Abstract

It is slightly disarming to find a typographical error on the title page, this sixth edition is dated 1993 but the contemporary references, including some in 1997, are reassuring and the latest edition of Mechanisms and Management of Headache is a worthy successor to the first five.
The co-authors, Professor Lance is joined by Professor Goadsby for this new edition, justify the new volume by the considerable advances in research and treatment of headache during the past 5 years. The section on pathophysiology and treatment of migraine has been considerably expanded and the practical guide to the use of triptans in symptomatic treatment of migraine will be helpful to most neurologists.

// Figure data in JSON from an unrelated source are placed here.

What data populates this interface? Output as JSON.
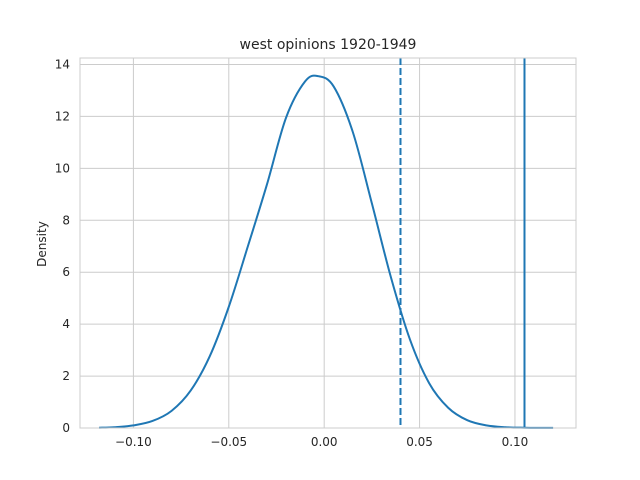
{
  "chart_data": {
    "type": "line",
    "title": "west opinions 1920-1949",
    "xlabel": "",
    "ylabel": "Density",
    "xlim": [
      -0.128,
      0.132
    ],
    "ylim": [
      0,
      14.25
    ],
    "xticks": [
      -0.1,
      -0.05,
      0.0,
      0.05,
      0.1
    ],
    "xtick_labels": [
      "−0.10",
      "−0.05",
      "0.00",
      "0.05",
      "0.10"
    ],
    "yticks": [
      0,
      2,
      4,
      6,
      8,
      10,
      12,
      14
    ],
    "ytick_labels": [
      "0",
      "2",
      "4",
      "6",
      "8",
      "10",
      "12",
      "14"
    ],
    "grid": true,
    "line_color": "#1f77b4",
    "grid_color": "#cccccc",
    "series": [
      {
        "x": [
          -0.118,
          -0.11,
          -0.1,
          -0.09,
          -0.08,
          -0.07,
          -0.06,
          -0.05,
          -0.04,
          -0.03,
          -0.02,
          -0.01,
          -0.003,
          0.005,
          0.015,
          0.025,
          0.035,
          0.045,
          0.055,
          0.065,
          0.075,
          0.085,
          0.095,
          0.105,
          0.115,
          0.12
        ],
        "y": [
          0.01,
          0.03,
          0.1,
          0.27,
          0.66,
          1.44,
          2.76,
          4.67,
          7.0,
          9.38,
          11.95,
          13.35,
          13.55,
          13.15,
          11.4,
          8.65,
          5.8,
          3.4,
          1.73,
          0.78,
          0.3,
          0.1,
          0.03,
          0.01,
          0.005,
          0.003
        ]
      }
    ],
    "vlines": [
      {
        "x": 0.04,
        "style": "dashed"
      },
      {
        "x": 0.105,
        "style": "solid"
      }
    ]
  }
}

It is surprising that, although the association of familial hemiplegic migraine with the chromosome 19 missense mutation is described in the chapter on pathophysiology, CADASIL is only mentioned in the section without detail of the molecular genetics. It is suggested that there is an ‘hereditary migraine threshold’ but this concept is not pursued nor are suggestions offered as to its nature.
The strength of this book is as a practical guide, written by acknowledged authorities, for the investigation and treatment of the patient presenting with headache: its weakness is that the authors occasionally write not of their own experience and beliefs but reproduce the, often unsupported, results of others. This is most evident in the section of post-traumatic headache and headache associated with ‘whiplash’ injury. It would have been useful to have a distillation of the authors' views on these syndromes and their opinion of some of the published papers.
Despite these reservations the book is a useful synthesis of current knowledge and will find a niche in the library of physicians treating people with headache.